The onslaught of the dead came faster and faster with every year, every sense aflame with more than she could handle. Each time the fallen got back up, and moved on.

Faster and faster, she plummeted through the memories.

Now the dead fell, but they did not rise again. Their minds went blank, never to see or hear or feel again...

"I imagine the properties of the shovel could be altered?" said Pilcrowe. She let her thoughts do what they did best, running over all that she knew. They grasped a thread that had lain dormant. "But it's not about the Shovel, is it? That's just something to help you along with your real goal."

"What would make you believe that?"

Pilcrowe closed her eyes, and let her chin rest against her collarbone. "Because I am a detective. I do detective things."

"That's the stupidest thing I ever heard."

"Believe me, not so long ago I would have agreed."

"Ah well, it doesn't matter now. If you asked me the real question, I'd say that maybe I wanted my friend back. Pulled that off well, didn't I? I suppose it's time to move on, now." He looked up, and when he spoke again, he was addressing someone behind Pilcrowe, though the doors had not opened, and nobody had moved. "Yes, now would be a good time. Get a move on, would you?"

Pilcrowe craned her head around, as much as the ropes would allow, first one side, and to the other, and there was nobody there. And yet...

And yet there was a cold wind at her back, as if someone had left the door open and the drizzly night had come on in. Cool air ruffled her hair, and burrowed into her thoughts.

You have no idea what you are doing, they said. You never knew.

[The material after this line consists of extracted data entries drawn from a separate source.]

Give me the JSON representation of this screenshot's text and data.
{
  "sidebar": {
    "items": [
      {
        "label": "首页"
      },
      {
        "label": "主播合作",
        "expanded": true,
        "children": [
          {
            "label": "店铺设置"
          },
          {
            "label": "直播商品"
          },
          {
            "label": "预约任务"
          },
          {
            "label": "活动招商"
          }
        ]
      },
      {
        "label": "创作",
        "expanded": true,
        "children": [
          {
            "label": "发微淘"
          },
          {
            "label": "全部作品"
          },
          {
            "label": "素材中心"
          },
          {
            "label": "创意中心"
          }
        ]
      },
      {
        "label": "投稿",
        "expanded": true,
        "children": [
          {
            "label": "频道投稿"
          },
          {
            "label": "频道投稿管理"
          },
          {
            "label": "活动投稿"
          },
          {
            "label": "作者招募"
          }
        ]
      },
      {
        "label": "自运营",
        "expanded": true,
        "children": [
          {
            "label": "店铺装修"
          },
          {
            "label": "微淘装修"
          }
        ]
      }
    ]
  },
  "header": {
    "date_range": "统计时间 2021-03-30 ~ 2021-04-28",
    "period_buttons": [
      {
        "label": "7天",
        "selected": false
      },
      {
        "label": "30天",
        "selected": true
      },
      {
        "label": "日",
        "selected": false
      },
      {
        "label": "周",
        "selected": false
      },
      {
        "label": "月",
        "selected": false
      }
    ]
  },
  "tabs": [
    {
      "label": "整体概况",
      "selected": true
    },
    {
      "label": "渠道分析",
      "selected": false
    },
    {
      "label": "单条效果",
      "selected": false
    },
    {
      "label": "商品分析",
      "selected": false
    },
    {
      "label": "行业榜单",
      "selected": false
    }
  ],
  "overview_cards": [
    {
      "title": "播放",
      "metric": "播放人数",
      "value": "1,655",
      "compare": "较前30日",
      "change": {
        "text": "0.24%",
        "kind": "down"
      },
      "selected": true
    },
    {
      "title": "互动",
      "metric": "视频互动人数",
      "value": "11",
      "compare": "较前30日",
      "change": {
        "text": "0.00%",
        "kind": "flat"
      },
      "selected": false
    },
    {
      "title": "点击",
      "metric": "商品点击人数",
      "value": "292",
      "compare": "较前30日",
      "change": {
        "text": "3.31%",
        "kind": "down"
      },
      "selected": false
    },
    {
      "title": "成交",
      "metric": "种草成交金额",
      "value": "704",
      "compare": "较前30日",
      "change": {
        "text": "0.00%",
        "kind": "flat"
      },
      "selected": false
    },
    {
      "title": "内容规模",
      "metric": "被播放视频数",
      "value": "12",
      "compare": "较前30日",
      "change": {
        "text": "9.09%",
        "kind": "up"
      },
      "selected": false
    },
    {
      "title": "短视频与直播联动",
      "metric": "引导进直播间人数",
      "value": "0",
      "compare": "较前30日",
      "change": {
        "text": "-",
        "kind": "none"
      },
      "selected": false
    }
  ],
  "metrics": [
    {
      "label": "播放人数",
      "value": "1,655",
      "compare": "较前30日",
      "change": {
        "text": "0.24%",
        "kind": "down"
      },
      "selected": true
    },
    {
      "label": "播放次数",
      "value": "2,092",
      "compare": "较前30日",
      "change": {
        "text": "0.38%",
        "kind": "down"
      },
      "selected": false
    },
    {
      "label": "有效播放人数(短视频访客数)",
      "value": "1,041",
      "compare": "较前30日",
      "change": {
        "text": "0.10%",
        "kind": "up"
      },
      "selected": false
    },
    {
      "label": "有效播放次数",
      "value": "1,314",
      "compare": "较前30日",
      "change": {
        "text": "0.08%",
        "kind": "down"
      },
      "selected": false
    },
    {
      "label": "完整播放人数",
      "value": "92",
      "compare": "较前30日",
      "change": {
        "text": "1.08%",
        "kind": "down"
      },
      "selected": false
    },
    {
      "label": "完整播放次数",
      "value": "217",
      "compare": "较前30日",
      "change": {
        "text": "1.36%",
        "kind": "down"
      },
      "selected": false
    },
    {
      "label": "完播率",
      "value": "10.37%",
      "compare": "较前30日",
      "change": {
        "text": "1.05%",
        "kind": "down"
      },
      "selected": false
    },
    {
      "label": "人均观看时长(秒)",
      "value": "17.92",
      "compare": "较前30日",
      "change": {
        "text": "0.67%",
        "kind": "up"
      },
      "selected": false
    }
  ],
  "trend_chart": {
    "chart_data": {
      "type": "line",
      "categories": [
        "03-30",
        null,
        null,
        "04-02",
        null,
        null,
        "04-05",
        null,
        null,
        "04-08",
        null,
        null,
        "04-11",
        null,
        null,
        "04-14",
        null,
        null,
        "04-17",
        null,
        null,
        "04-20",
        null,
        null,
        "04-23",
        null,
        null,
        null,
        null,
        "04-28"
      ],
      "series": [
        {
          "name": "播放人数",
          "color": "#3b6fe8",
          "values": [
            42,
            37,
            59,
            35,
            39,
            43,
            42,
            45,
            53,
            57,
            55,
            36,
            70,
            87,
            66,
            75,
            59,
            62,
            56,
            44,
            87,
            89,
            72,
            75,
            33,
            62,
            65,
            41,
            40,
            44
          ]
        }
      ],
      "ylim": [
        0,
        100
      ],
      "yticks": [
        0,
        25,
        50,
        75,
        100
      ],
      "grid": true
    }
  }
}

Random opened her eyes, and stared up into a ceiling fan that had stood motionless for many years, and would never turn again.

She lay, and stared, and thought of nothing. Her lab coat was still wrapped around her hand, piling into a loose heap where she had fallen. Out of the corner of her eye, the Shovel remained where it was.

She should probably do something about that.

When she sat up, it was as if the world had dialled itself down, and time ran in slow motion. Even the light had lost its warm, fiery edge. She was aware of colour and motion, but they were all incidental things, not worth paying attention to.

She still wasn't thinking when she took the lift downstairs and exited into the damp night. There wasn't any need to think. All her questions had been answered. There wasn't anything left to do but go home.

She wanted to cry again, like she had that morning, so she could feel something, but she couldn't even bring herself to do that.

When she passed by the bar, she saw the faint shape of people inside, talking, and laughing.

So she had found her answers, and Pilcrowe was happy. They both got what they wanted. Sometimes the data said something you didn't like, something you desperately wished wasn't true. But you couldn't put it away and deny what you saw in front of you. That was not the way a scientist worked.

She walked on, through the door, into the forgotten library wing.